Change in udder surface temperature and its measurement using Infrared thermography (IRT) in sub-clinical and clinical mastitis vary from the healthy quarter. Various researchers documented a wide range of differences. Therefore IRT can be used as a promising tool for the assessment of udder health. But, contradictory results are available in sub-clinical mastitis detection using RT, whereas mastitis can be detected efficiently using IRT.

Use of Light Therapy in the Treatment of Bovine Subclinical Mastitis

Methods: Forty cows with subclinical mastitis (n = 40) were divided into 4 groups (control, photodynamic therapy — PDT, light irradiation — LED, and photosensitizer — PS). The control group received no treatment. The PDT group received an application of 1.0 mL of 2.5% toluidine blue photosensitizer followed by LED irradiation at λ = 635 nm. The LED group was treated with LED irradiation alone, and the PS group received only 2.5% toluidine blue dye. LED irradiation was applied to the mammary gland utilizing an acrylic light guide coupled to the LED equipment. The PDT and LED groups were irradiated with 200 J/cm2 at three different positions inside the mammary gland. Milk samples were collected at 0 h, 12 h, 24 h after treatment for microbial identification and total bacterial count.

Results: The treatment of the PDT group showed a significant difference p < 0.05, characterizing this technique's efficiency with the reduction of the microorganisms Streptococcus dysgalactiae and coagulase-negative Staphylococcus.

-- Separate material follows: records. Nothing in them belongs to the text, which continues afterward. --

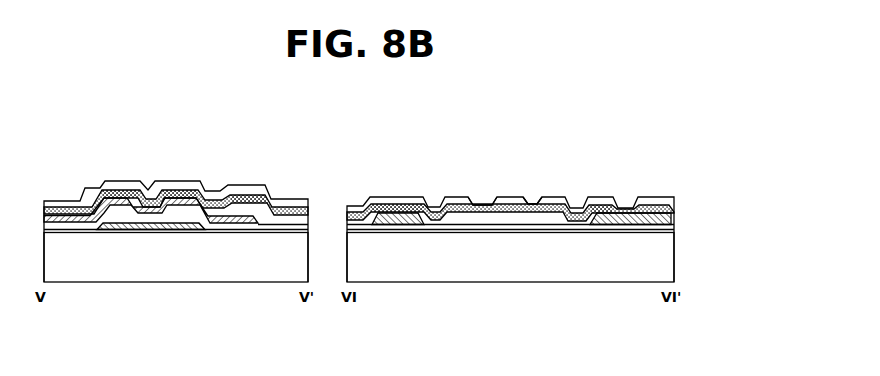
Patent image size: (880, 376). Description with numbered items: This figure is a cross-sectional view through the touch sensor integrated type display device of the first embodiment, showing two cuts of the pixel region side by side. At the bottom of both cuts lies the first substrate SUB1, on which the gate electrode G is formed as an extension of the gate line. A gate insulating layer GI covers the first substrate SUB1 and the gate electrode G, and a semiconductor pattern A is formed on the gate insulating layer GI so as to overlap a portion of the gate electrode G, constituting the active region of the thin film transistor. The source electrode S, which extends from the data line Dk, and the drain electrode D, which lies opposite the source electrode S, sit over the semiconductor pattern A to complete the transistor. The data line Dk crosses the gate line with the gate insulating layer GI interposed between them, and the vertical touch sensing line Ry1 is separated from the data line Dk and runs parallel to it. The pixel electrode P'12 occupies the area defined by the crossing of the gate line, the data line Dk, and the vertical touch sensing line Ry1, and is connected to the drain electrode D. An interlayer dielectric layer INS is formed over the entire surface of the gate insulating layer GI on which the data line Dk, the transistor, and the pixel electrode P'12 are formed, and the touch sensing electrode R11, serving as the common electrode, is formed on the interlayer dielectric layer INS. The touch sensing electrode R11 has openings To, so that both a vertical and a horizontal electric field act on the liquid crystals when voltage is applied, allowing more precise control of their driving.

The data line Dk is at (57, 200).
The interlayer dielectric layer INS is at (66, 210).
The source electrode S is at (120, 198).
The drain electrode D is at (192, 190).
The touch sensing electrode R11 is at (247, 193).
The gate insulating layer GI is at (77, 230).
The semiconductor pattern A is at (143, 213).
The gate electrode G is at (169, 231).
The first substrate SUB1 is at (216, 268).
The pixel electrode P'12 is at (462, 279).
The openings To is at (483, 186).
The vertical touch sensing line Ry1 is at (637, 231).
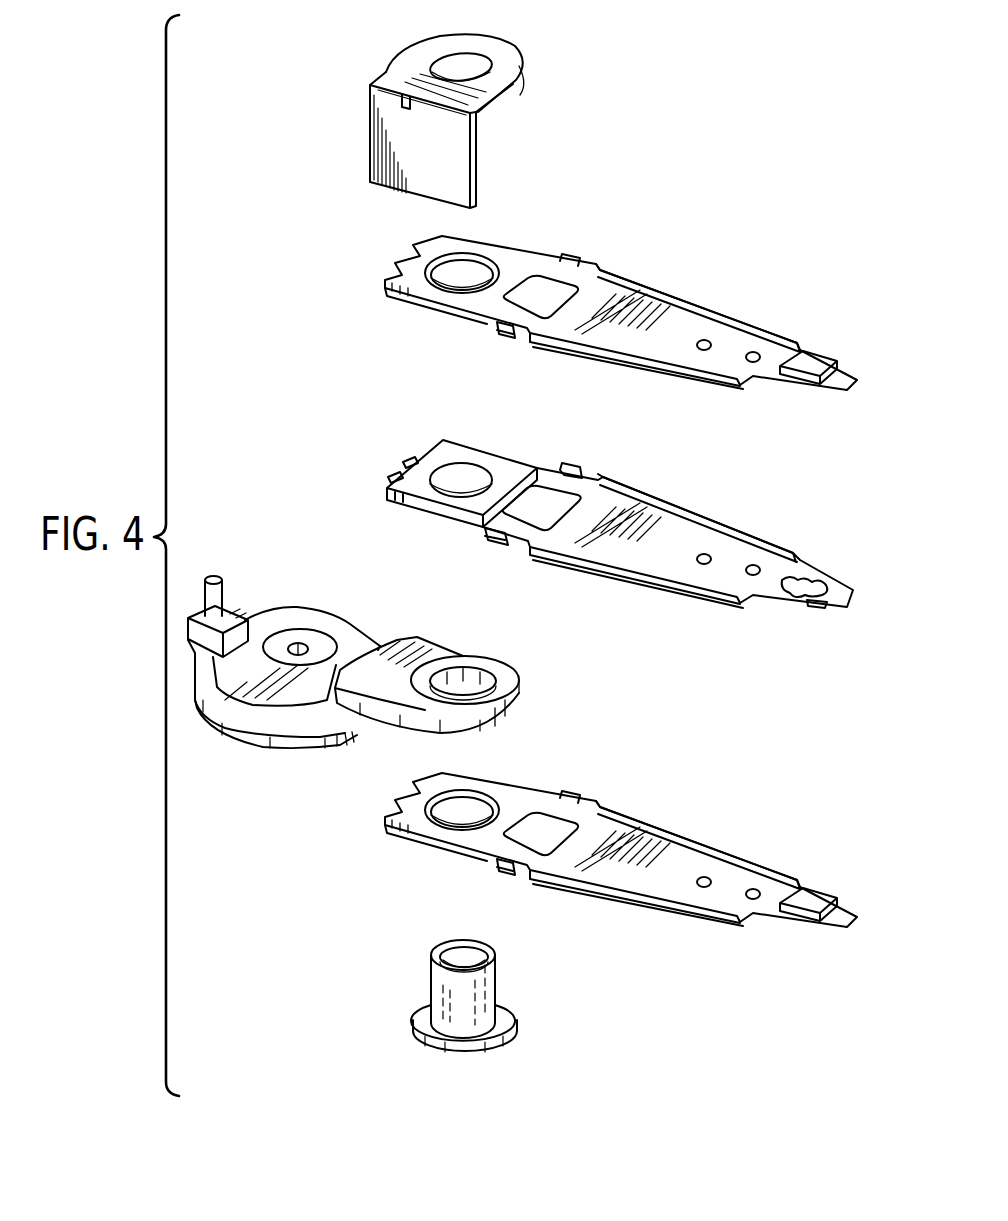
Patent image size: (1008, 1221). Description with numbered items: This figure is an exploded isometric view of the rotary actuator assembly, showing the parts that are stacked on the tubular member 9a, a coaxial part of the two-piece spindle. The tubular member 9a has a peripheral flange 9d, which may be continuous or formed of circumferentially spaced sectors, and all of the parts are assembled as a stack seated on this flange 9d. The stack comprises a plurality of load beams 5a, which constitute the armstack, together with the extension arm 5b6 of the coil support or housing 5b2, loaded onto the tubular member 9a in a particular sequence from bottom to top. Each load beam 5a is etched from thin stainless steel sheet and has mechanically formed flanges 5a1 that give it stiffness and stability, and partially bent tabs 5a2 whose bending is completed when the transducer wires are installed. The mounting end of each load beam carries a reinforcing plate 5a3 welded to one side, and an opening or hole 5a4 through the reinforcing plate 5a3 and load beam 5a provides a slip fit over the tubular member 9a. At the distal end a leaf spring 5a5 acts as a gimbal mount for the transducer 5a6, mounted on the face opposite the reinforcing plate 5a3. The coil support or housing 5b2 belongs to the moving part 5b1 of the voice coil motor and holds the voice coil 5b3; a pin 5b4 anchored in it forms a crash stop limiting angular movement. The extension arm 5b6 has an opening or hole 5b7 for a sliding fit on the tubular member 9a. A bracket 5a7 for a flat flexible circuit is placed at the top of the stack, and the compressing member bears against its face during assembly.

The load beam 5a is at (672, 282).
The flange 5a1 is at (645, 283).
The tab 5a2 is at (570, 258).
The reinforcing plate 5a3 is at (338, 503).
The opening or hole 5a4 is at (466, 272).
The leaf spring 5a5 is at (817, 575).
The transducer 5a6 is at (812, 355).
The bracket 5a7 is at (517, 72).
The moving part of the voice coil motor 5b1 is at (346, 658).
The coil support or housing 5b2 is at (297, 697).
The voice coil 5b3 is at (346, 740).
The pin 5b4 is at (210, 578).
The extension arm 5b6 is at (395, 658).
The opening or hole 5b7 is at (478, 678).
The tubular member 9a is at (492, 963).
The peripheral flange 9d is at (510, 1020).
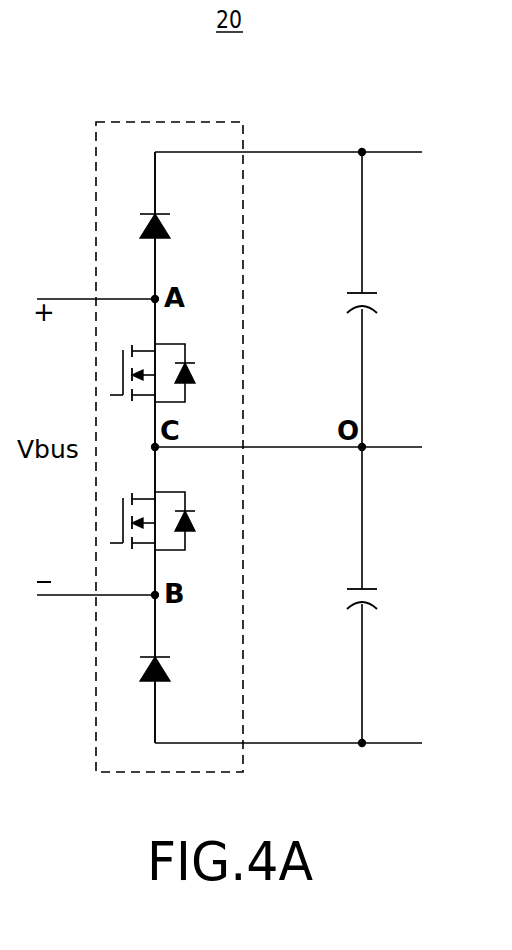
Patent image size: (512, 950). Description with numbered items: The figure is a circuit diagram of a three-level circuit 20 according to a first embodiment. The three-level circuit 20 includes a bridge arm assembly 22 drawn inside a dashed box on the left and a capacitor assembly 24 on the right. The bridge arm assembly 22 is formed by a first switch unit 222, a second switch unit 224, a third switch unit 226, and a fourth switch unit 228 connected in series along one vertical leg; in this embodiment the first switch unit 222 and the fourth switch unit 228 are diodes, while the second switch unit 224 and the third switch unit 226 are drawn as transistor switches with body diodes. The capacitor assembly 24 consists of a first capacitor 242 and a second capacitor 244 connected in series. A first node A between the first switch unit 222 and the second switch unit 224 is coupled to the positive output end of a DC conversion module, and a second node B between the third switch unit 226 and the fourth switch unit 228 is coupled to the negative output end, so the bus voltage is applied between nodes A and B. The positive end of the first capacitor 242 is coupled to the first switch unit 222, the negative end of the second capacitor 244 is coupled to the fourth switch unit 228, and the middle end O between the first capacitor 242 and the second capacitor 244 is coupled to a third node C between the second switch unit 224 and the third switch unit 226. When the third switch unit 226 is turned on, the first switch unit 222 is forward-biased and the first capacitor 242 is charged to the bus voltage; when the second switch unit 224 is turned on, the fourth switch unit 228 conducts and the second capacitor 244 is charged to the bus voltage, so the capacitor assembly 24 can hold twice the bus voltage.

Conclusion: Photodynamic therapy was effective when applied in vivo for subclinical bovine mastitis. There was no need to separate the animal from production.

Final Thoughts

Mastitis is one of the major concerns of the dairy industry, which leads to huge economic loss. In addition to established laboratory methods available for its diagnosis, there is a need to address in the light of early mastitis detection by some susceptible non-invasive techniques as well. Infrared thermography(IRT)using the susceptible thermal camera can be used as a non-invasive technique. Due to udder physiological changes during subclinical and clinical mastitis, IRT can measure the subtle change in udder temperature. Thus, infrared thermography may be a suitable tool for detecting mastic animals' early detection and dairy cattle screening. As there are some limitations adhered with IRT such as sunlight, moisture, dirt, weather conditions, etc. may influence the IRT's accuracy level, there is a need to explore IRT for diagnostic purposes subclinical and clinical mastitis under Indian climatic conditions.